The day before Thanksgiving she climbed on the Greyhound bus, fearful that, once home, the growing confidence she’d felt in the past months, the sense of belonging would completely dissolve. She tried to read, study, sleep, but ended up staring out of the window at what seemed like an endless number of small towns and stubbled cornfields as the bus wound its way north, through Indiana. The sky was gray; even so, Jane saw the cloud of smog hanging over her hometown well before she saw the first sprawl of houses or the tall, spewing smokestacks of the steel mills.
Her father was waiting at the station, smoking a cigarette, shy and awkward as a teenage boy. She smelled whiskey on his breath when he embraced her, his fortification for anxious moments like this one – or maybe just to get him through the day. Walking through the front door of their little tract house, it seemed to Jane as if she was looking through the wrong end of a telescope. Everything looked so small, so close. The worn carpet, the flickering TV screen, the Formica dinette table set for dinner. There were Amy and Susan, wearing the red Indiana sweatshirts she’d saved up to buy for them. And Bobby, stretched out on the sofa, taller, skinnier, and more sullen than she’d remembered him to be.

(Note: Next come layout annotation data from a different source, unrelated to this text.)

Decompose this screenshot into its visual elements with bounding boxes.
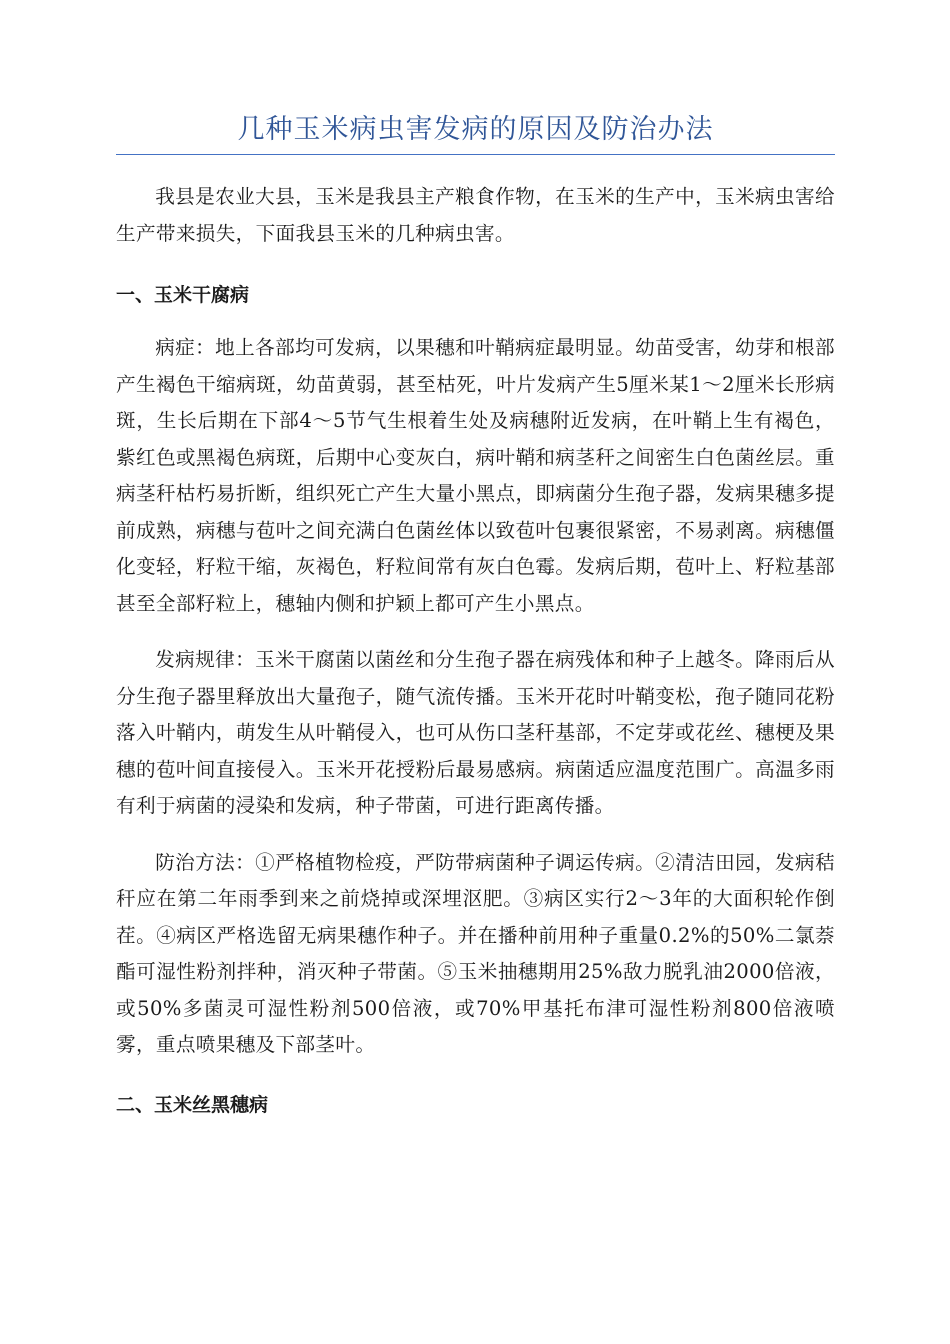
- document-title: 几种玉米病虫害发病的原因及防治办法: [116, 108, 835, 155]
- symptoms-paragraph: 病症：地上各部均可发病，以果穗和叶鞘病症最明显。幼苗受害，幼芽和根部产生褐色干缩病斑，幼苗黄弱，甚至枯死，叶片发病产生5厘米某1～2厘米长形病斑，生长后期在下部4～5节气生根着生处及病穗附近发病，在叶鞘上生有褐色，紫红色或黑褐色病斑，后期中心变灰白，病叶鞘和病茎秆之间密生白色菌丝层。重病茎秆枯朽易折断，组织死亡产生大量小黑点，即病菌分生孢子器，发病果穗多提前成熟，病穗与苞叶之间充满白色菌丝体以致苞叶包裹很紧密，不易剥离。病穗僵化变轻，籽粒干缩，灰褐色，籽粒间常有灰白色霉。发病后期，苞叶上、籽粒基部甚至全部籽粒上，穗轴内侧和护颖上都可产生小黑点。: [116, 336, 835, 615]
- intro-paragraph: 我县是农业大县，玉米是我县主产粮食作物，在玉米的生产中，玉米病虫害给生产带来损失，下面我县玉米的几种病虫害。: [116, 185, 835, 245]
- section-heading-head-smut: 二、玉米丝黑穗病: [116, 1093, 269, 1116]
- section-heading-dry-rot: 一、玉米干腐病: [116, 284, 250, 306]
- control-methods-paragraph: 防治方法：①严格植物检疫，严防带病菌种子调运传病。②清洁田园，发病秸秆应在第二年雨季到来之前烧掉或深埋沤肥。③病区实行2～3年的大面积轮作倒茬。④病区严格选留无病果穗作种子。并在播种前用种子重量0.2%的50%二氯萘酯可湿性粉剂拌种，消灭种子带菌。⑤玉米抽穗期用25%敌力脱乳油2000倍液，或50%多菌灵可湿性粉剂500倍液，或70%甲基托布津可湿性粉剂800倍液喷雾，重点喷果穗及下部茎叶。: [116, 850, 835, 1056]
- document-page: [116, 108, 835, 1120]
- disease-pattern-paragraph: 发病规律：玉米干腐菌以菌丝和分生孢子器在病残体和种子上越冬。降雨后从分生孢子器里释放出大量孢子，随气流传播。玉米开花时叶鞘变松，孢子随同花粉落入叶鞘内，萌发生从叶鞘侵入，也可从伤口茎秆基部，不定芽或花丝、穗梗及果穗的苞叶间直接侵入。玉米开花授粉后最易感病。病菌适应温度范围广。高温多雨有利于病菌的浸染和发病，种子带菌，可进行距离传播。: [116, 648, 835, 817]
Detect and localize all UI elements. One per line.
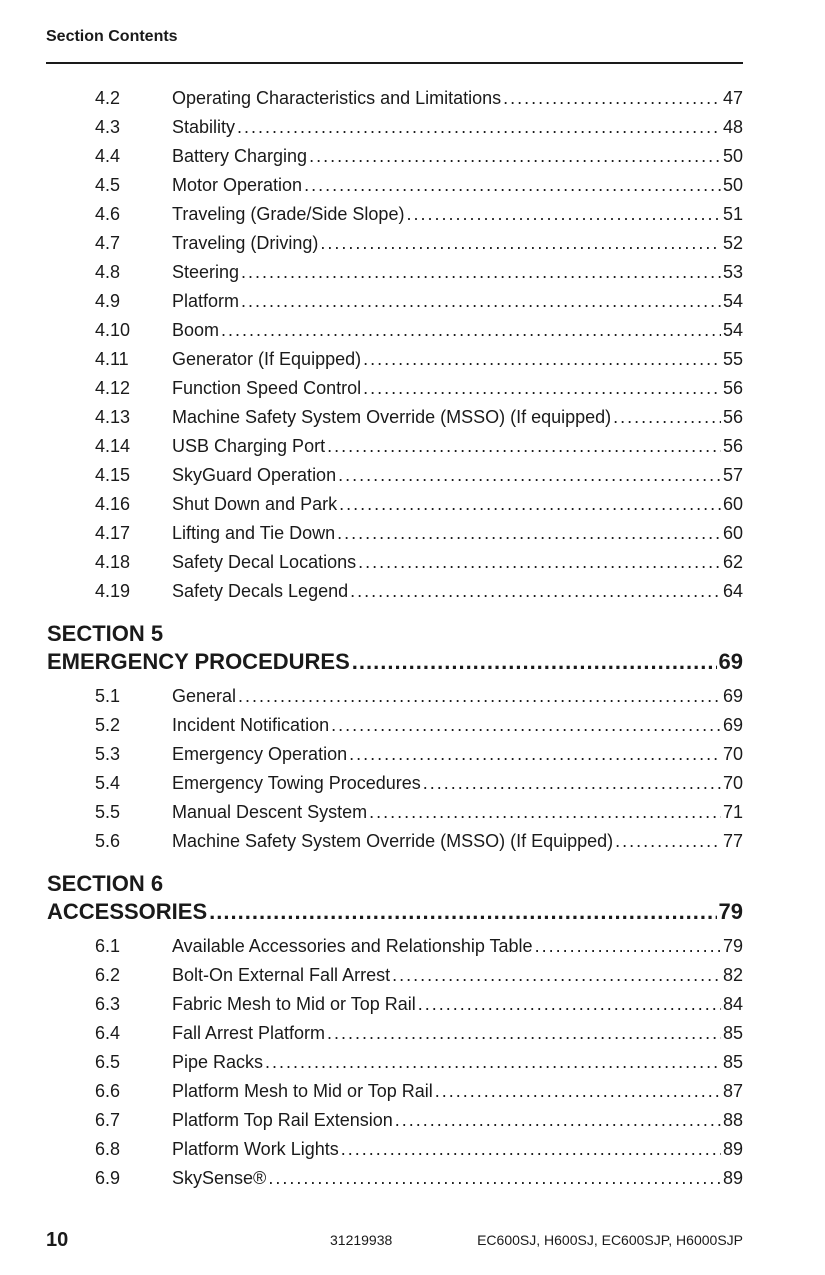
toc-entry[interactable] (0, 142, 825, 171)
toc-entry[interactable] (0, 171, 825, 200)
toc-entry-line (172, 1106, 743, 1135)
toc-entry-page: 69 (722, 686, 743, 706)
toc-entry-line (172, 84, 743, 113)
toc-entry-page: 50 (722, 146, 743, 166)
toc-entry-line (172, 229, 743, 258)
toc-entry-page: 52 (722, 233, 743, 253)
toc-entry[interactable] (0, 200, 825, 229)
dot-leader (209, 898, 716, 926)
toc-entry-number: 6.7 (95, 1110, 121, 1130)
toc-entry[interactable] (0, 769, 825, 798)
dot-leader (304, 171, 721, 200)
dot-leader (241, 287, 721, 316)
toc-entry[interactable] (0, 316, 825, 345)
toc-entry-number: 4.5 (95, 175, 121, 195)
section-title: EMERGENCY PROCEDURES (47, 649, 350, 674)
toc-entry-page: 85 (722, 1052, 743, 1072)
toc-entry-number: 4.16 (95, 494, 131, 514)
toc-entry-line (172, 1135, 743, 1164)
toc-entry-line (172, 548, 743, 577)
section-title: ACCESSORIES (47, 899, 208, 924)
toc-entry-page: 89 (722, 1139, 743, 1159)
dot-leader (363, 345, 721, 374)
toc-entry-title: General (172, 686, 237, 706)
dot-leader (418, 990, 721, 1019)
dot-leader (369, 798, 721, 827)
dot-leader (392, 961, 721, 990)
toc-entry-number: 6.5 (95, 1052, 121, 1072)
toc-entry-page: 56 (722, 407, 743, 427)
toc-entry-line (172, 1164, 743, 1193)
toc-entry[interactable] (0, 577, 825, 606)
toc-entry-number: 6.2 (95, 965, 121, 985)
dot-leader (350, 577, 721, 606)
toc-entry-title: Traveling (Grade/Side Slope) (172, 204, 405, 224)
toc-entry-title: Platform Top Rail Extension (172, 1110, 393, 1130)
dot-leader (363, 374, 721, 403)
toc-entry-page: 84 (722, 994, 743, 1014)
toc-entry-title: Safety Decal Locations (172, 552, 357, 572)
toc-entry-line (172, 769, 743, 798)
dot-leader (535, 932, 721, 961)
toc-entry-number: 4.10 (95, 320, 131, 340)
toc-entry[interactable] (0, 403, 825, 432)
toc-entry-title: SkyGuard Operation (172, 465, 337, 485)
toc-entry-line (172, 171, 743, 200)
toc-entry-title: Steering (172, 262, 240, 282)
toc-entry-number: 4.11 (95, 349, 129, 369)
toc-entry[interactable] (0, 827, 825, 856)
toc-entry-line (172, 200, 743, 229)
toc-entry-title: Available Accessories and Relationship Table (172, 936, 533, 956)
toc-entry-title: Boom (172, 320, 220, 340)
dot-leader (338, 461, 721, 490)
toc-entry-number: 4.13 (95, 407, 131, 427)
dot-leader (352, 648, 717, 676)
toc-entry-line (172, 374, 743, 403)
section-title-link[interactable] (47, 898, 743, 926)
toc-entry-title: Emergency Operation (172, 744, 348, 764)
dot-leader (341, 1135, 721, 1164)
toc-entry-number: 5.3 (95, 744, 121, 764)
dot-leader (349, 740, 721, 769)
toc-entry-title: Machine Safety System Override (MSSO) (If Equipped) (172, 831, 614, 851)
toc-entry-line (172, 577, 743, 606)
toc-entry-page: 85 (722, 1023, 743, 1043)
section-heading (0, 870, 825, 926)
section-label: SECTION 5 (47, 621, 164, 646)
toc-entry-number: 4.7 (95, 233, 121, 253)
toc-entry-title: Emergency Towing Procedures (172, 773, 421, 793)
dot-leader (613, 403, 721, 432)
dot-leader (265, 1048, 721, 1077)
section-label: SECTION 6 (47, 871, 164, 896)
dot-leader (327, 432, 721, 461)
toc-entry[interactable] (0, 84, 825, 113)
toc-entry[interactable] (0, 740, 825, 769)
toc-entry[interactable] (0, 229, 825, 258)
dot-leader (241, 258, 721, 287)
toc-entry-line (172, 1048, 743, 1077)
toc-entry-line (172, 258, 743, 287)
toc-entry-line (172, 403, 743, 432)
toc-entry-number: 6.3 (95, 994, 121, 1014)
toc-entry-line (172, 142, 743, 171)
toc-entry-title: Shut Down and Park (172, 494, 338, 514)
footer-doc-number: 31219938 (330, 1232, 393, 1248)
section-page: 69 (718, 649, 743, 674)
toc-entry-page: 47 (722, 88, 743, 108)
toc-entry-number: 4.15 (95, 465, 131, 485)
toc-entry[interactable] (0, 490, 825, 519)
dot-leader (221, 316, 721, 345)
toc-entry[interactable] (0, 990, 825, 1019)
dot-leader (395, 1106, 721, 1135)
toc-entry-page: 56 (722, 378, 743, 398)
toc-entry-page: 50 (722, 175, 743, 195)
dot-leader (503, 84, 721, 113)
toc-entry[interactable] (0, 374, 825, 403)
toc-entry-number: 5.6 (95, 831, 121, 851)
toc-entry[interactable] (0, 345, 825, 374)
toc-entry-title: Stability (172, 117, 236, 137)
dot-leader (327, 1019, 721, 1048)
toc-entry-line (172, 798, 743, 827)
toc-entry-title: Pipe Racks (172, 1052, 264, 1072)
toc-entry[interactable] (0, 1019, 825, 1048)
toc-entry[interactable] (0, 1106, 825, 1135)
toc-entry[interactable] (0, 1077, 825, 1106)
toc-entry[interactable] (0, 287, 825, 316)
toc-entry-page: 70 (722, 773, 743, 793)
toc-entry[interactable] (0, 961, 825, 990)
toc-entry-page: 54 (722, 320, 743, 340)
toc-entry[interactable] (0, 682, 825, 711)
toc-entry-title: Traveling (Driving) (172, 233, 319, 253)
toc-entry-number: 4.18 (95, 552, 131, 572)
toc-entry[interactable] (0, 711, 825, 740)
page-header-title: Section Contents (46, 28, 178, 45)
toc-entry-page: 62 (722, 552, 743, 572)
toc-entry-line (172, 113, 743, 142)
toc-entry-line (172, 682, 743, 711)
toc-entry-page: 56 (722, 436, 743, 456)
toc-entry-number: 5.1 (95, 686, 121, 706)
table-of-contents (0, 84, 825, 1193)
toc-entry-title: Lifting and Tie Down (172, 523, 336, 543)
dot-leader (268, 1164, 721, 1193)
toc-entry-title: Bolt-On External Fall Arrest (172, 965, 391, 985)
toc-entry-number: 6.1 (95, 936, 121, 956)
toc-entry-number: 4.2 (95, 88, 121, 108)
toc-entry-line (172, 711, 743, 740)
toc-entry-line (172, 432, 743, 461)
toc-entry-line (172, 519, 743, 548)
section-title-link[interactable] (47, 648, 743, 676)
toc-entry-line (172, 990, 743, 1019)
toc-entry-number: 6.4 (95, 1023, 121, 1043)
toc-entry-title: Fall Arrest Platform (172, 1023, 326, 1043)
toc-entry[interactable] (0, 113, 825, 142)
toc-entry-page: 54 (722, 291, 743, 311)
dot-leader (339, 490, 721, 519)
toc-entry-number: 4.9 (95, 291, 121, 311)
toc-entry-number: 4.8 (95, 262, 121, 282)
toc-entry[interactable] (0, 1135, 825, 1164)
dot-leader (406, 200, 721, 229)
toc-entry-page: 70 (722, 744, 743, 764)
toc-entry-title: Motor Operation (172, 175, 303, 195)
toc-entry-number: 4.3 (95, 117, 121, 137)
toc-entry-page: 60 (722, 523, 743, 543)
dot-leader (331, 711, 721, 740)
toc-entry-number: 4.17 (95, 523, 131, 543)
toc-entry-number: 4.4 (95, 146, 121, 166)
toc-entry-line (172, 1019, 743, 1048)
toc-entry-line (172, 287, 743, 316)
toc-entry-page: 60 (722, 494, 743, 514)
toc-entry-line (172, 316, 743, 345)
toc-entry-line (172, 461, 743, 490)
dot-leader (435, 1077, 721, 1106)
toc-entry-page: 79 (722, 936, 743, 956)
toc-entry-number: 4.19 (95, 581, 131, 601)
toc-entry-line (172, 827, 743, 856)
toc-entry-number: 5.4 (95, 773, 121, 793)
dot-leader (238, 682, 721, 711)
toc-entry-title: Operating Characteristics and Limitations (172, 88, 502, 108)
toc-entry[interactable] (0, 798, 825, 827)
toc-entry[interactable] (0, 461, 825, 490)
toc-entry[interactable] (0, 1164, 825, 1193)
toc-entry-title: Machine Safety System Override (MSSO) (If equipped) (172, 407, 612, 427)
dot-leader (358, 548, 721, 577)
toc-entry-title: Safety Decals Legend (172, 581, 349, 601)
dot-leader (320, 229, 721, 258)
footer-models: EC600SJ, H600SJ, EC600SJP, H6000SJP (477, 1232, 743, 1248)
dot-leader (423, 769, 721, 798)
toc-entry-page: 87 (722, 1081, 743, 1101)
toc-entry-title: Generator (If Equipped) (172, 349, 362, 369)
dot-leader (615, 827, 721, 856)
dot-leader (309, 142, 721, 171)
toc-entry-title: Incident Notification (172, 715, 330, 735)
toc-entry-title: Platform Work Lights (172, 1139, 339, 1159)
toc-entry[interactable] (0, 432, 825, 461)
toc-entry-line (172, 345, 743, 374)
toc-entry-page: 77 (722, 831, 743, 851)
toc-entry-number: 4.12 (95, 378, 131, 398)
toc-entry-title: Function Speed Control (172, 378, 362, 398)
toc-entry-page: 82 (722, 965, 743, 985)
toc-entry-number: 5.5 (95, 802, 121, 822)
toc-entry[interactable] (0, 519, 825, 548)
header-rule (46, 62, 743, 64)
toc-entry-line (172, 961, 743, 990)
toc-entry-number: 6.6 (95, 1081, 121, 1101)
toc-entry-page: 89 (722, 1168, 743, 1188)
toc-entry-page: 71 (722, 802, 743, 822)
toc-entry-title: Platform (172, 291, 240, 311)
toc-entry-title: USB Charging Port (172, 436, 326, 456)
toc-entry-title: Manual Descent System (172, 802, 368, 822)
toc-entry-page: 57 (722, 465, 743, 485)
toc-entry-line (172, 1077, 743, 1106)
section-page: 79 (718, 899, 743, 924)
dot-leader (237, 113, 721, 142)
toc-entry[interactable] (0, 1048, 825, 1077)
toc-entry-line (172, 490, 743, 519)
toc-entry[interactable] (0, 258, 825, 287)
toc-entry-line (172, 740, 743, 769)
toc-entry-number: 6.9 (95, 1168, 121, 1188)
section-heading (0, 620, 825, 676)
toc-entry-number: 4.6 (95, 204, 121, 224)
toc-entry-page: 64 (722, 581, 743, 601)
toc-entry-page: 53 (722, 262, 743, 282)
toc-entry-page: 55 (722, 349, 743, 369)
toc-entry-page: 48 (722, 117, 743, 137)
toc-entry-page: 69 (722, 715, 743, 735)
toc-entry[interactable] (0, 548, 825, 577)
dot-leader (337, 519, 721, 548)
toc-entry-page: 51 (722, 204, 743, 224)
toc-entry-number: 4.14 (95, 436, 131, 456)
toc-entry-title: Fabric Mesh to Mid or Top Rail (172, 994, 416, 1014)
toc-entry-page: 88 (722, 1110, 743, 1130)
toc-entry-title: Platform Mesh to Mid or Top Rail (172, 1081, 433, 1101)
toc-entry[interactable] (0, 932, 825, 961)
toc-entry-title: Battery Charging (172, 146, 308, 166)
toc-entry-line (172, 932, 743, 961)
toc-entry-number: 6.8 (95, 1139, 121, 1159)
toc-entry-title: SkySense® (172, 1168, 267, 1188)
toc-entry-number: 5.2 (95, 715, 121, 735)
footer-page-number: 10 (46, 1229, 69, 1251)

“I fixed scalloped potatoes and ham for dinner!” Mrs. Barth said. “Your favorite. It’s ready any time. You’re hungry, aren’t you? After that long bus trip –” She stepped back and looked at her daughter. “Oh, honey, I’m so glad you’re home. It’s so good to see you.”
Jane wasn’t glad to be home, she wasn’t the least bit hungry. What she wanted to do was collapse right where she stood and sleep until it was time to go back to Bloomington on Sunday morning. But she attempted a smile. Be nice, she told herself; pretend you’re thrilled to be here. For three days, be the Jane they need you to be. But when she took her place at the dinner table, it seemed to her as if she’d never even been away.